Il est à remarquer que les dégagemens gazeux et les jets liquides sont plus violens au printemps, parce que l’exploitation se ralentit en hiver à cause de l’interruption de la navigation fluviale ; pour ne pas laisser perdre le pétrole à cette époque de repos forcé, les propriétaires ferment souvent l’orifice de leurs puits avec des plaques de fer très épaisses, nommées kalpaks[1] (terme tartare qui signifie « chapeaux »), et des tuyaux solides qui laissent échapper le liquide à volonté. Cependant on entend sortir de la terre des bruits sourds et prolongés, quelquefois un fracas terrible comme celui de la foudre ; c’est alors que les appareils régulateurs sont ébranlés, soulevés et même projetés avec violence, tandis que le sol s’affaisse par endroits jusqu’à fermer précisément le puits, auteur de ce désordre.
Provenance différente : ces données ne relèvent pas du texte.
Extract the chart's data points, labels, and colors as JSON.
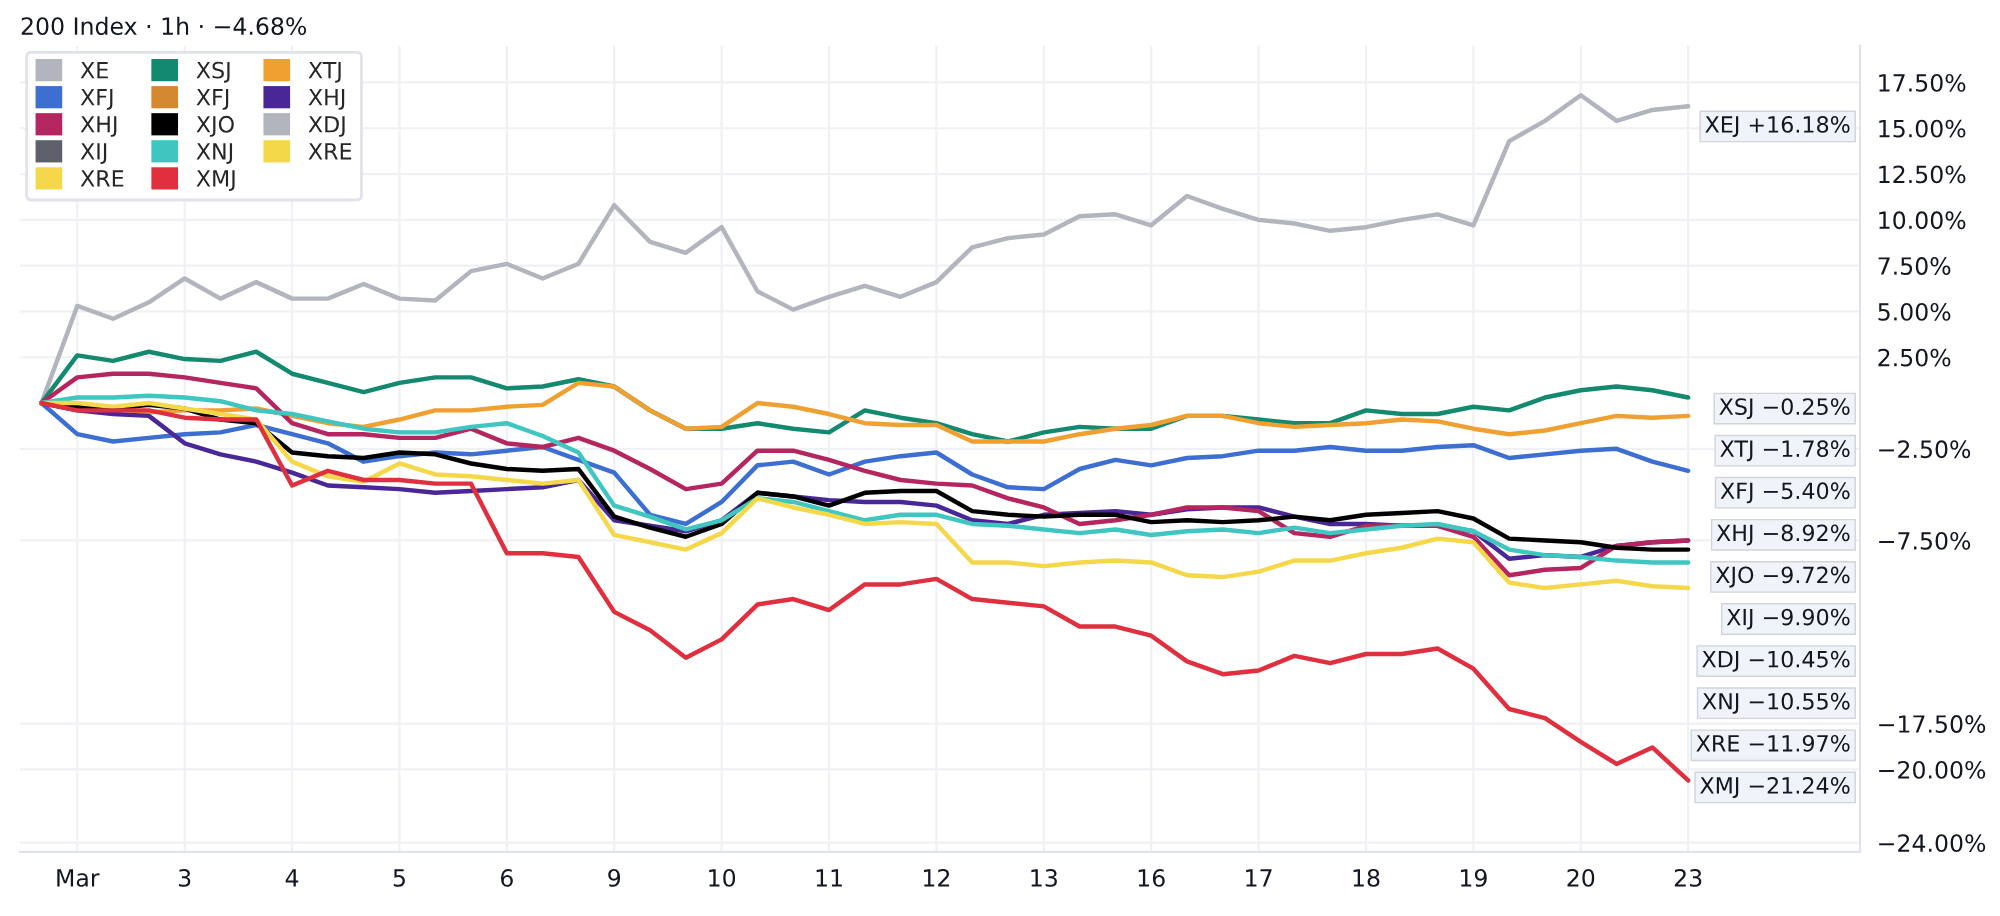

Tant de leçons ne vont pas sans porter quelques fruits, et pourtant l’outillage est encore loin d’avoir atteint la perfection de l’outillage américain. Les procédés d’exploitation en général laissent fort à désirer encore ; les tuyaux des raffineries sont mal établis, et le naphte est en partie perdu. M. Marvin cite le cas extraordinaire d’un propriétaire déclaré en faillite à Bakou, tandis que son puits lançait par jour des millions de kilogrammes de naphte ; la vérité, c’est qu’il y en avait trop pour qu’on pût en recueillir une goutte, et voilà comment un puits qui serait une fortune en Amérique est

  1. Ces kalpaks, comme on le verra plus loin, ne suffisent pas toujours à contenir les jets de sources jaillissantes.